I'm trying to figure out the rules on deduction of car expenses as a business expense. I'm looking at IRS publication 463.
Suppose that I work from home, but do not qualify for a business use of home deduction. As I understand it, this means I cannot deduct trips from home to another work location (e.g., going to a client's home or office to do work there). The publication seems to say this, by referring to the publication about "business use of home", but I'm not 100% sure I'm right in equating the eligibility for deduction for business use of home vs just having your home be your "principal place of business". In other words, it seems that if my home is my main work location in the ordinary-language sense (i.e., I have no other office), but there is no part of it exclusively designated for business use, then not only can I not deduct business use of the home, I also cannot deduct travel from there to a workplace. Is this correct, or is it ever possible to deduct travel to/from a home workplace that does not qualify for its own home-office deduction?
Specifically, what I'm wondering is whether it is possible for a home to qualify as a "principal place of business" for purposes of deducting car expenses but not for the home office deduction. The main sticking point is the "exclusively" part of the "regularly and exclusively" criterion. It would seem that having no part of your home that is exclusively used for business not only disqualifies you from the home office deduction but also from the deductions for travel from your home, and I'm wondering if that is the correct interpretation.
Supposing I'm right about the above, there is another related issue. The publication says that, if you work in multiple locations, you can deduct trips from one work location to another, but "if for some personal reason you do not go directly from one location to the other, you cannot deduct more than the amount it would have cost you to go directly from the first location to the second." What is not clear to me is what exactly is deductible if there are significant time gaps (within a single day) between trips to different clients.

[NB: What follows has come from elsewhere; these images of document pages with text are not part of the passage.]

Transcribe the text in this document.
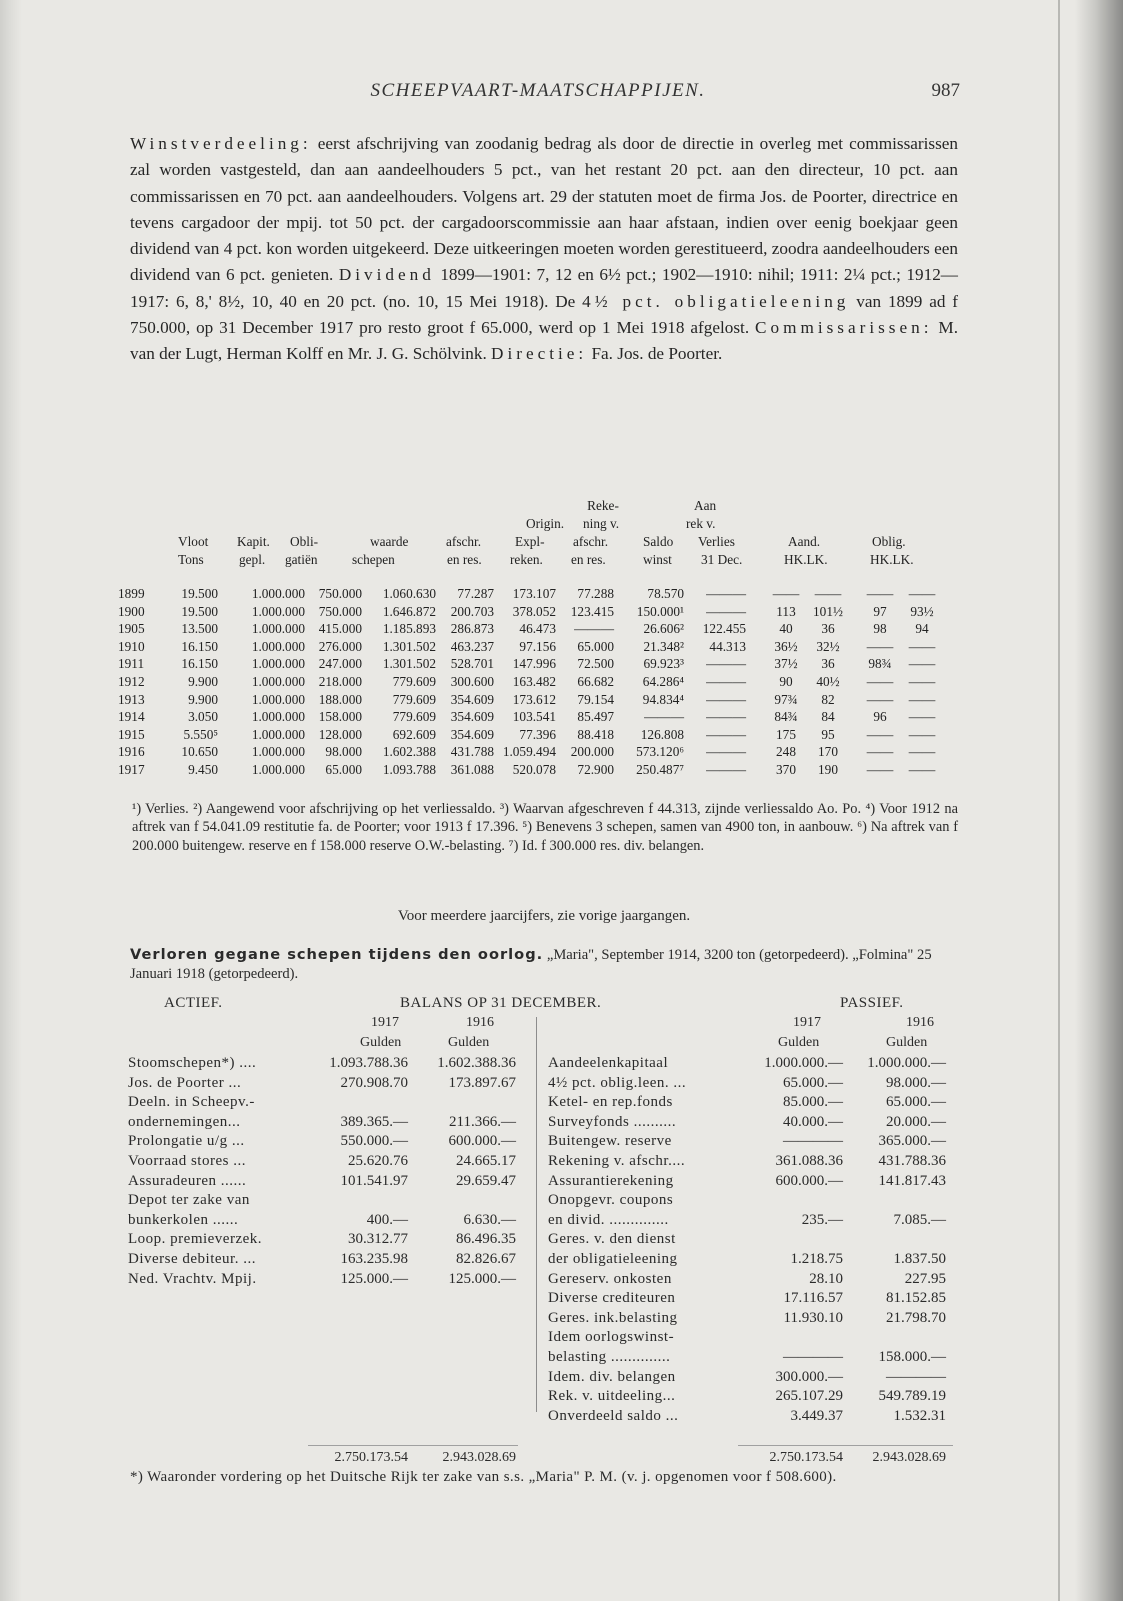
SCHEEPVAART-MAATSCHAPPIJEN.	987
Winstverdeeling: eerst afschrijving van zoodanig bedrag als door de directie in overleg met commissarissen zal worden vastgesteld, dan aan aandeelhouders 5 pct., van het restant 20 pct. aan den directeur, 10 pct. aan commissarissen en 70 pct. aan aandeelhouders. Volgens art. 29 der statuten moet de firma Jos. de Poorter, directrice en tevens cargadoor der mpij. tot 50 pct. der cargadoorscommissie aan haar afstaan, indien over eenig boekjaar geen dividend van 4 pct. kon worden uitgekeerd. Deze uitkeeringen moeten worden gerestitueerd, zoodra aandeelhouders een dividend van 6 pct. genieten. Dividend 1899—1901: 7, 12 en 6½ pct.; 1902—1910: nihil; 1911: 2¼ pct.; 1912—1917: 6, 8,' 8½, 10, 40 en 20 pct. (no. 10, 15 Mei 1918). De 4½ pct. obligatieleening van 1899 ad f 750.000, op 31 December 1917 pro resto groot f 65.000, werd op 1 Mei 1918 afgelost. Commissarissen: M. van der Lugt, Herman Kolff en Mr. J. G. Schölvink. Directie: Fa. Jos. de Poorter.
Reke-	Aan
Origin. ning v.	rek v.
Vloot Kapit. Obli-	waarde	afschr.	Expl- afschr.	Saldo Verlies	Aand.	Oblig.
Tons	gepl. gatiën	schepen	en res. reken. en res.	winst 31 Dec.	HK.LK.	HK.LK.
1899	19.500	1.000.000	750.000	1.060.630	77.287	173.107	77.288	78.570	———	——	——	——	——
1900	19.500	1.000.000	750.000	1.646.872	200.703	378.052	123.415	150.000¹	———	113	101½	97	93½
1905	13.500	1.000.000	415.000	1.185.893	286.873	46.473	———	26.606²	122.455	40	36	98	94
1910	16.150	1.000.000	276.000	1.301.502	463.237	97.156	65.000	21.348²	44.313	36½	32½	——	——
1911	16.150	1.000.000	247.000	1.301.502	528.701	147.996	72.500	69.923³	———	37½	36	98¾	——
1912	9.900	1.000.000	218.000	779.609	300.600	163.482	66.682	64.286⁴	———	90	40½	——	——
1913	9.900	1.000.000	188.000	779.609	354.609	173.612	79.154	94.834⁴	———	97¾	82	——	——
1914	3.050	1.000.000	158.000	779.609	354.609	103.541	85.497	———	———	84¾	84	96	——
1915	5.550⁵	1.000.000	128.000	692.609	354.609	77.396	88.418	126.808	———	175	95	——	——
1916	10.650	1.000.000	98.000	1.602.388	431.788 1.059.494	200.000	573.120⁶	———	248	170	——	——
1917	9.450	1.000.000	65.000	1.093.788	361.088	520.078	72.900	250.487⁷	———	370	190	——	——
¹) Verlies. ²) Aangewend voor afschrijving op het verliessaldo. ³) Waarvan afgeschreven f 44.313, zijnde verliessaldo Ao. Po. ⁴) Voor 1912 na aftrek van f 54.041.09 restitutie fa. de Poorter; voor 1913 f 17.396. ⁵) Benevens 3 schepen, samen van 4900 ton, in aanbouw. ⁶) Na aftrek van f 200.000 buitengew. reserve en f 158.000 reserve O.W.-belasting. ⁷) Id. f 300.000 res. div. belangen.
Voor meerdere jaarcijfers, zie vorige jaargangen.
Verloren gegane schepen tijdens den oorlog. „Maria", September 1914, 3200 ton (getorpedeerd). „Folmina" 25 Januari 1918 (getorpedeerd).
ACTIEF.	BALANS OP 31 DECEMBER.	PASSIEF.
1917	1916
Gulden	Gulden
1917	1916
Gulden	Gulden
Stoomschepen*) ....	1.093.788.36	1.602.388.36
Jos. de Poorter ...	270.908.70	173.897.67
Deeln. in Scheepv.-
ondernemingen...	389.365.—	211.366.—
Prolongatie u/g ...	550.000.—	600.000.—
Voorraad stores ...	25.620.76	24.665.17
Assuradeuren ......	101.541.97	29.659.47
Depot ter zake van
bunkerkolen ......	400.—	6.630.—
Loop. premieverzek.	30.312.77	86.496.35
Diverse debiteur. ...	163.235.98	82.826.67
Ned. Vrachtv. Mpij.	125.000.—	125.000.—
Aandeelenkapitaal	1.000.000.—	1.000.000.—
4½ pct. oblig.leen. ...	65.000.—	98.000.—
Ketel- en rep.fonds	85.000.—	65.000.—
Surveyfonds ..........	40.000.—	20.000.—
Buitengew. reserve	————	365.000.—
Rekening v. afschr....	361.088.36	431.788.36
Assurantierekening	600.000.—	141.817.43
Onopgevr. coupons
en divid. ..............	235.—	7.085.—
Geres. v. den dienst
der obligatieleening	1.218.75	1.837.50
Gereserv. onkosten	28.10	227.95
Diverse crediteuren	17.116.57	81.152.85
Geres. ink.belasting	11.930.10	21.798.70
Idem oorlogswinst-
belasting ..............	————	158.000.—
Idem. div. belangen	300.000.—	————
Rek. v. uitdeeling...	265.107.29	549.789.19
Onverdeeld saldo ...	3.449.37	1.532.31
2.750.173.54	2.943.028.69	2.750.173.54	2.943.028.69
*) Waaronder vordering op het Duitsche Rijk ter zake van s.s. „Maria" P. M. (v. j. opgenomen voor f 508.600).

Suppose I go from my home to client A. I finish work there at noon. I have an appointment with client B, but not until 3pm. As I understand it, if I drive to some unrelated location and hang out for a while, then go to client B, I can deduct what it would have cost me to go to directly from A to B.
However, what if after finishing with client A, I drive home, then later drive to client B? Does driving home in the middle mean that the trips home and to client B are now nondeductible (because they are from my nonqualifying home office), so I can't even deduct what it would have cost me to go directly from A to B? The publication says:
Example 3: You have no regular office, and you do not have an office in your home. In this case, the location of your first business contact inside the metropolitan area is considered your office. Transportation expenses between your home and this first contact are nondeductible commuting expenses. Transportation expenses between your last business contact and your home are also nondeductible commuting expenses. While you cannot deduct the costs of these trips, you can deduct the costs of going from one client or customer to another.
This seems to assume that the only trips you make are from home to first client, between clients, and from last client to home, possibly with some stops at other locations for "personal reasons". I can't figure out from this what the rules are if you make multiple trips between home and different clients in the same day. Also, it's not clear whether stopoffs between clients would really be "personal reasons", since the appointment times are often set by the client, so it's not as if the delay between A and B was just because I felt like it; there was never the option of going directly from A to B.
If going home does make the expense nondeductible, this would seem to create a perverse incentive for people to do their darnedest to go anywhere but home during gaps in their schedule. If I had a gap like that described above, I could save on my taxes by going to the park or a hamburger stand instead of going home between A and B. I realize that strange loopholes like this do exist in the tax code, but I'm wondering if this is really one of them.